Os vistos humanitários para afegãos foram criados pelo governo brasileiro em setembro de 2021, um mês depois de o grupo radical Talibã retomar o poder no Afeganistão e levar a um grande deslocamento de opositores para outros países.

Segundo o ACNUR, a agência da ONU para Refugiados, desde 2021 foram autorizados 13.133 vistos humanitários provisórios para afegãos no Brasil, com 10.985 efetivamente emitidos. Destes, 5.052 obtiveram autorização para estabelecer residência. Os afegãos representam ainda o quinto país com mais pessoas em necessidade de proteção internacional no Brasil, atrás de Venezuela, Haiti, Cuba e Angola.

Desde o começo, no entanto, foram diversos os episódios de choque gerados por questões como a demora, burocracia e a suspensão da emissão dos vistos. Além dos problemas encontrados pelos afegãos para obter o documento, o ingresso no Brasil ainda costuma reservar outra adversidade: a falta de abrigamento, levado parte dos recém-chegados a ter de acampar no mezanino do Terminal 2 do Aeroporto Internacional de Guarulhos.

Em outubro de 2023, entrou em vigor a portaria publicada no mês anterior pelo governo federal que fez mudanças na emissão de vistos humanitários para afegãos, limitando as representações consulares aptas a emitir o documento e condicionando sua concessão à capacidade de abrigo dos solicitantes em território brasileiro.
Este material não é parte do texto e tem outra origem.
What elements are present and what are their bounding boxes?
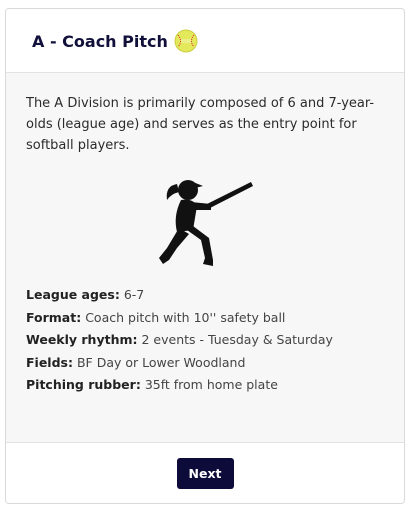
detail-weekly-rhythm: Weekly rhythm: 2 events - Tuesday & Satu… bbox=[26, 329, 384, 352]
division-description: The A Division is primarily composed of … bbox=[26, 96, 375, 153]
card-title: A - Coach Pitch bbox=[32, 32, 168, 51]
detail-format: Format: Coach pitch with 10'' safety bal… bbox=[26, 307, 384, 330]
detail-value: 35ft from home plate bbox=[144, 377, 278, 392]
detail-league-ages: League ages: 6-7 bbox=[26, 284, 384, 307]
detail-value: Coach pitch with 10'' safety ball bbox=[85, 309, 286, 325]
detail-label: Format: bbox=[26, 309, 82, 325]
batter-silhouette-icon bbox=[159, 180, 253, 266]
division-card: A - Coach Pitch The A Division is primar… bbox=[5, 8, 405, 504]
card-header: A - Coach Pitch bbox=[6, 9, 404, 73]
detail-fields: Fields: BF Day or Lower Woodland bbox=[26, 352, 384, 375]
detail-label: Weekly rhythm: bbox=[26, 332, 138, 347]
detail-value: 6-7 bbox=[123, 287, 145, 302]
detail-label: Fields: bbox=[26, 354, 73, 370]
detail-label: Pitching rubber: bbox=[26, 377, 141, 392]
next-button[interactable]: Next bbox=[176, 457, 234, 489]
softball-icon bbox=[174, 29, 198, 53]
card-body: The A Division is primarily composed of … bbox=[6, 73, 404, 445]
detail-pitching-rubber: Pitching rubber: 35ft from home plate bbox=[26, 374, 384, 397]
division-details: League ages: 6-7 Format: Coach pitch wit… bbox=[26, 284, 384, 397]
detail-value: 2 events - Tuesday & Saturday bbox=[141, 332, 333, 347]
illustration bbox=[26, 174, 384, 270]
detail-label: League ages: bbox=[26, 287, 120, 302]
card-footer: Next bbox=[6, 442, 404, 503]
detail-value: BF Day or Lower Woodland bbox=[76, 354, 246, 370]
À época, o governo federal (por meio dos Ministérios da Justiça e das Relações Exteriores) sustentaram que a portaria de 2023 aprimora a política migratória do Brasil para pessoas afetadas pela situação de instabilidade institucional e de grave violação de direitos humanos no Afeganistão, ao assegurar uma estrutura de acolhimento prévia à efetiva chegada dos afegãos ao país.
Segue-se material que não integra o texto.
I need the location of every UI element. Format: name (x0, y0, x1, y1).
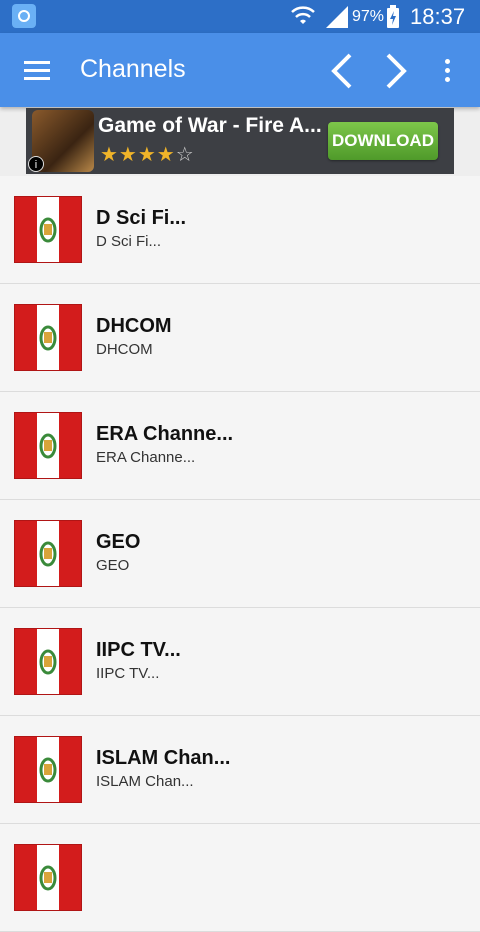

No entanto, a medida causou preocupação e dúvidas junto a entidades da sociedade civil e outros envolvidos diretamente na questão. Por meio de nota conjunta, um grupo de 36 entidades, incluindo ONGs de apoio a migrantes, coletivos e universidades, expressou preocupação com a portaria. Elas criticaram especialmente o ponto que condiciona a emissão dos vistos humanitários ao patrocínio de uma determinada entidade ao solicitante do documento.